Adam and Natalia take their baby-couplehood to a party celebrating the engagement of her friend. There's some more awkwardness starting to creep in; you can see it on Adam's face, particularly when he's left standing alone. He goes outside for a minute, and who walks by but Hannah, wearing a T-shirt and no pants, on her way home from the hospital. He tells her he's here because "my girlfriend's friend got engaged." It's not ideal timing for her, and Hannah seems surprised and a bit shattered that he's moved on, that he's dating the kind of person whose friends get engaged. He calls her "kid" when she tells him about the Q-tip mishap. (Kid is never a good sign.) She tries to impress him with her book deal, but he just walks right back into the party. It becomes clear, though, that he's hurting, too—more pain, here, more old wounds coming to the surface—and, though everyone knows he goes to AA, gets a drink. The party flashes by, as Adam and Natalia dance and make out and seem to have a good time, though there's an edge here, a sense that things are about to go awry.

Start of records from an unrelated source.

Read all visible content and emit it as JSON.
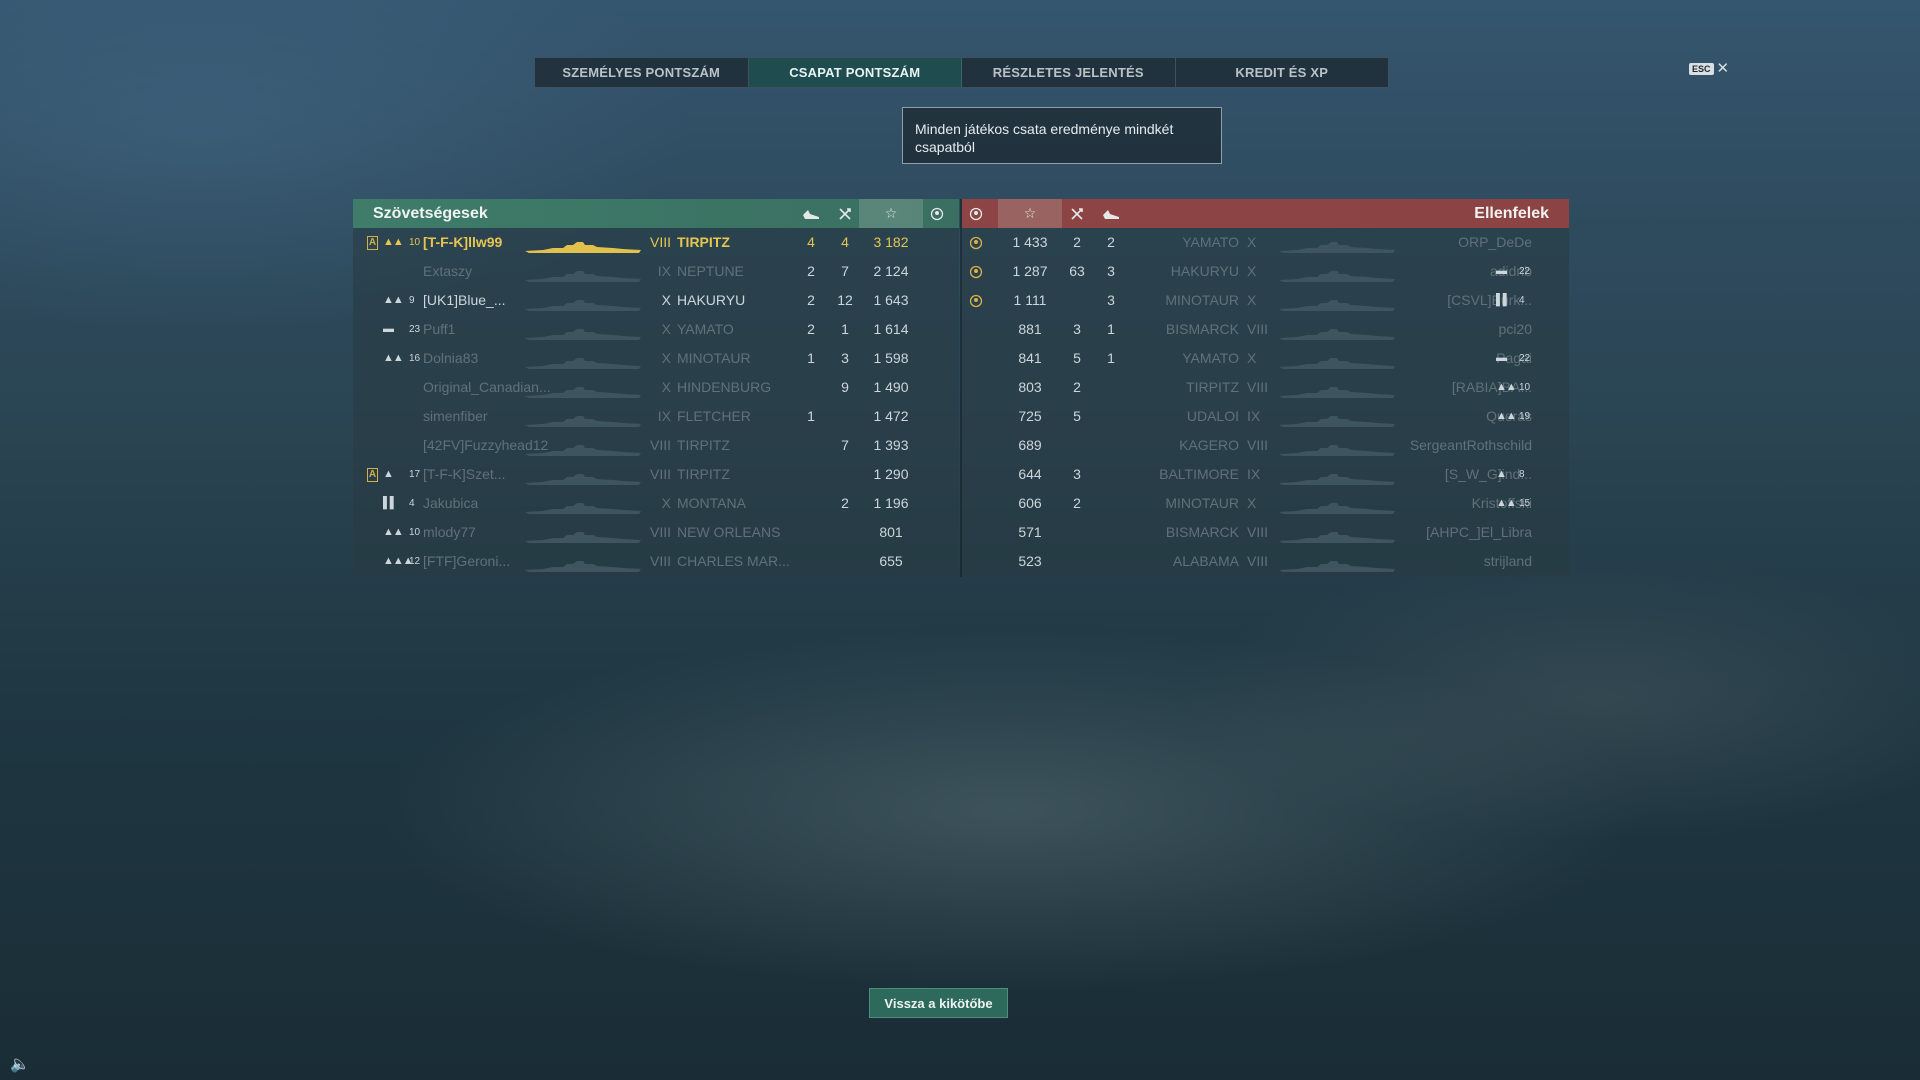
{
  "tabs": [
    {
      "label": "SZEMÉLYES PONTSZÁM",
      "active": false
    },
    {
      "label": "CSAPAT PONTSZÁM",
      "active": true
    },
    {
      "label": "RÉSZLETES JELENTÉS",
      "active": false
    },
    {
      "label": "KREDIT ÉS XP",
      "active": false
    }
  ],
  "esc": {
    "key": "ESC",
    "close": "✕"
  },
  "tooltip": "Minden játékos csata eredménye mindkét csapatból",
  "allies": {
    "title": "Szövetségesek",
    "header_icons": [
      "ship-kills-icon",
      "plane-kills-icon",
      "base-xp-star-icon",
      "ribbon-icon"
    ],
    "players": [
      {
        "a": true,
        "rank_icon": "▲▲",
        "rank": "10",
        "name": "[T-F-K]llw99",
        "tier": "VIII",
        "ship": "TIRPITZ",
        "c1": "4",
        "c2": "4",
        "xp": "3 182",
        "style": "gold"
      },
      {
        "a": false,
        "rank_icon": "",
        "rank": "",
        "name": "Extaszy",
        "tier": "IX",
        "ship": "NEPTUNE",
        "c1": "2",
        "c2": "7",
        "xp": "2 124",
        "style": "dim"
      },
      {
        "a": false,
        "rank_icon": "▲▲",
        "rank": "9",
        "name": "[UK1]Blue_...",
        "tier": "X",
        "ship": "HAKURYU",
        "c1": "2",
        "c2": "12",
        "xp": "1 643",
        "style": "bright"
      },
      {
        "a": false,
        "rank_icon": "▬",
        "rank": "23",
        "name": "Puff1",
        "tier": "X",
        "ship": "YAMATO",
        "c1": "2",
        "c2": "1",
        "xp": "1 614",
        "style": "dim"
      },
      {
        "a": false,
        "rank_icon": "▲▲",
        "rank": "16",
        "name": "Dolnia83",
        "tier": "X",
        "ship": "MINOTAUR",
        "c1": "1",
        "c2": "3",
        "xp": "1 598",
        "style": "dim"
      },
      {
        "a": false,
        "rank_icon": "",
        "rank": "",
        "name": "Original_Canadian...",
        "tier": "X",
        "ship": "HINDENBURG",
        "c1": "",
        "c2": "9",
        "xp": "1 490",
        "style": "dim"
      },
      {
        "a": false,
        "rank_icon": "",
        "rank": "",
        "name": "simenfiber",
        "tier": "IX",
        "ship": "FLETCHER",
        "c1": "1",
        "c2": "",
        "xp": "1 472",
        "style": "dim"
      },
      {
        "a": false,
        "rank_icon": "",
        "rank": "",
        "name": "[42FV]Fuzzyhead12",
        "tier": "VIII",
        "ship": "TIRPITZ",
        "c1": "",
        "c2": "7",
        "xp": "1 393",
        "style": "dim"
      },
      {
        "a": true,
        "rank_icon": "▲",
        "rank": "17",
        "name": "[T-F-K]Szet...",
        "tier": "VIII",
        "ship": "TIRPITZ",
        "c1": "",
        "c2": "",
        "xp": "1 290",
        "style": "dim"
      },
      {
        "a": false,
        "rank_icon": "▌▌",
        "rank": "4",
        "name": "Jakubica",
        "tier": "X",
        "ship": "MONTANA",
        "c1": "",
        "c2": "2",
        "xp": "1 196",
        "style": "dim"
      },
      {
        "a": false,
        "rank_icon": "▲▲",
        "rank": "10",
        "name": "mlody77",
        "tier": "VIII",
        "ship": "NEW ORLEANS",
        "c1": "",
        "c2": "",
        "xp": "801",
        "style": "dim"
      },
      {
        "a": false,
        "rank_icon": "▲▲▲",
        "rank": "12",
        "name": "[FTF]Geroni...",
        "tier": "VIII",
        "ship": "CHARLES MAR...",
        "c1": "",
        "c2": "",
        "xp": "655",
        "style": "dim"
      }
    ]
  },
  "enemies": {
    "title": "Ellenfelek",
    "header_icons": [
      "ribbon-icon",
      "base-xp-star-icon",
      "plane-kills-icon",
      "ship-kills-icon"
    ],
    "players": [
      {
        "ribbon": true,
        "xp": "1 433",
        "c2": "2",
        "c1": "2",
        "ship": "YAMATO",
        "tier": "X",
        "name": "ORP_DeDe",
        "rank_icon": "",
        "rank": "",
        "style": "dim"
      },
      {
        "ribbon": true,
        "xp": "1 287",
        "c2": "63",
        "c1": "3",
        "ship": "HAKURYU",
        "tier": "X",
        "name": "adidnb",
        "rank_icon": "▬",
        "rank": "22",
        "style": "dim"
      },
      {
        "ribbon": true,
        "xp": "1 111",
        "c2": "",
        "c1": "3",
        "ship": "MINOTAUR",
        "tier": "X",
        "name": "[CSVL]Burk...",
        "rank_icon": "▌▌",
        "rank": "4",
        "style": "dim"
      },
      {
        "ribbon": false,
        "xp": "881",
        "c2": "3",
        "c1": "1",
        "ship": "BISMARCK",
        "tier": "VIII",
        "name": "pci20",
        "rank_icon": "",
        "rank": "",
        "style": "dim"
      },
      {
        "ribbon": false,
        "xp": "841",
        "c2": "5",
        "c1": "1",
        "ship": "YAMATO",
        "tier": "X",
        "name": "Pagai",
        "rank_icon": "▬",
        "rank": "22",
        "style": "dim"
      },
      {
        "ribbon": false,
        "xp": "803",
        "c2": "2",
        "c1": "",
        "ship": "TIRPITZ",
        "tier": "VIII",
        "name": "[RABIA]BA...",
        "rank_icon": "▲▲",
        "rank": "10",
        "style": "dim"
      },
      {
        "ribbon": false,
        "xp": "725",
        "c2": "5",
        "c1": "",
        "ship": "UDALOI",
        "tier": "IX",
        "name": "Queras",
        "rank_icon": "▲▲",
        "rank": "19",
        "style": "dim"
      },
      {
        "ribbon": false,
        "xp": "689",
        "c2": "",
        "c1": "",
        "ship": "KAGERO",
        "tier": "VIII",
        "name": "SergeantRothschild",
        "rank_icon": "",
        "rank": "",
        "style": "dim"
      },
      {
        "ribbon": false,
        "xp": "644",
        "c2": "3",
        "c1": "",
        "ship": "BALTIMORE",
        "tier": "IX",
        "name": "[S_W_G]ind...",
        "rank_icon": "▲",
        "rank": "8",
        "style": "dim"
      },
      {
        "ribbon": false,
        "xp": "606",
        "c2": "2",
        "c1": "",
        "ship": "MINOTAUR",
        "tier": "X",
        "name": "Kristoffski",
        "rank_icon": "▲▲",
        "rank": "15",
        "style": "dim"
      },
      {
        "ribbon": false,
        "xp": "571",
        "c2": "",
        "c1": "",
        "ship": "BISMARCK",
        "tier": "VIII",
        "name": "[AHPC_]El_Libra",
        "rank_icon": "",
        "rank": "",
        "style": "dim"
      },
      {
        "ribbon": false,
        "xp": "523",
        "c2": "",
        "c1": "",
        "ship": "ALABAMA",
        "tier": "VIII",
        "name": "strijland",
        "rank_icon": "",
        "rank": "",
        "style": "dim"
      }
    ]
  },
  "back_button": "Vissza a kikötőbe",
  "colors": {
    "ally_header": "#3f7c69",
    "enemy_header": "#8c4444",
    "highlight": "#e6c650",
    "active_tab": "#1f4d4f"
  }
}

The awkwardness switches to Charlie's company party, as Marnie interrupts the festivities to perform a song in front of everyone. It is painful to watch, and it's painful to watch everyone at the party watch her. When she's done, Charlie drags her away and tells her she's got to get her shit together. "You're flailing; it's like you're manic," he says. "I'm on a journey. Sometimes being really good all the time feels really bad. Don't pity me," she answers. They end up having sex on his desk.

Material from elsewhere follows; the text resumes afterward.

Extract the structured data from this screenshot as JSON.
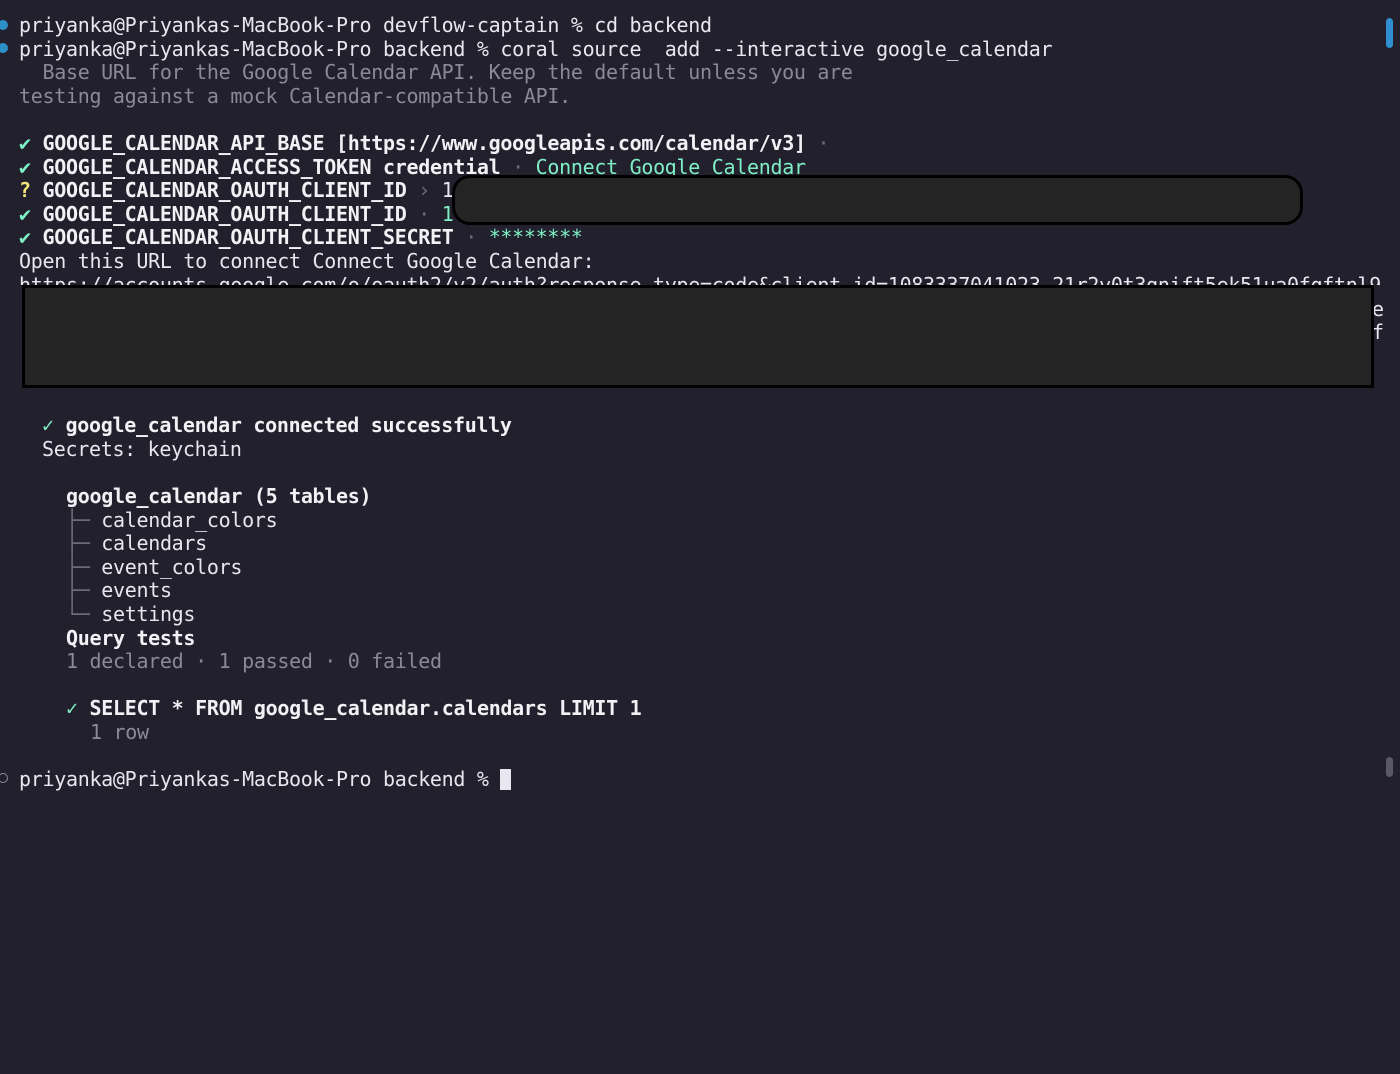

Ray finally confronts Shosh on her weird behavior and she confesses ... that she held the doorman's hand. "You probably think I'm a whore and you want to break up with me," she says, but he doesn't give her the answer it seems like she wants. "Do you still want to be with me?" he says. "I love you so much." "Oh good," she says, as he hugs her tightly.
Back in Adam's apartment, Natalia's telling him he might want to change the look of the place a little. "It's depressing," she says. And whether it's the drinking or seeing Hannah or the sudden girlfriending or letting Natalia see his place, or all of the above, Adam is suddenly the guy I remember from Season One. "Get on all fours," he tells her, "Crawl to my bedroom." He's testing her, maybe, to see if she'll like him no matter how he treats her, if he lets the old Adam come out. But she's not Hannah and she doesn't get it, this brand of sexual stuff he's into. Afterward, she says, "I don't think I like that, I like really didn't like that," and he answers, "Jesus, I feel dizzy. Is this it, are you done with me?" There is no answer. I want to know, too: Will the "good girl" who now feels bad stay around for more, or will she hightail it out of there?
We close with a glimpse of Hannah alone (just as we began). She's still in her T-shirt, sitting on the edge of the bathtub, that place of former female friendship moments, looking impossibly young and vulnerable as she Q-tips her other ear. You might want to watch with your hands over your eyes. Life: It's awkward, and sometimes it hurts.
Winners: Charlie seems to have come out O.K. in this one. Or will he revert to the same old Marnie-Charlie dynamic? Have the tables truly turned? Props, too, to the unflappable, sarcastic surgeon who works on Hannah's ear, and to Hannah's editor, who's morally indefensible but a great character.
Losers: Oh, gosh. Everyone else, including the Q-tip.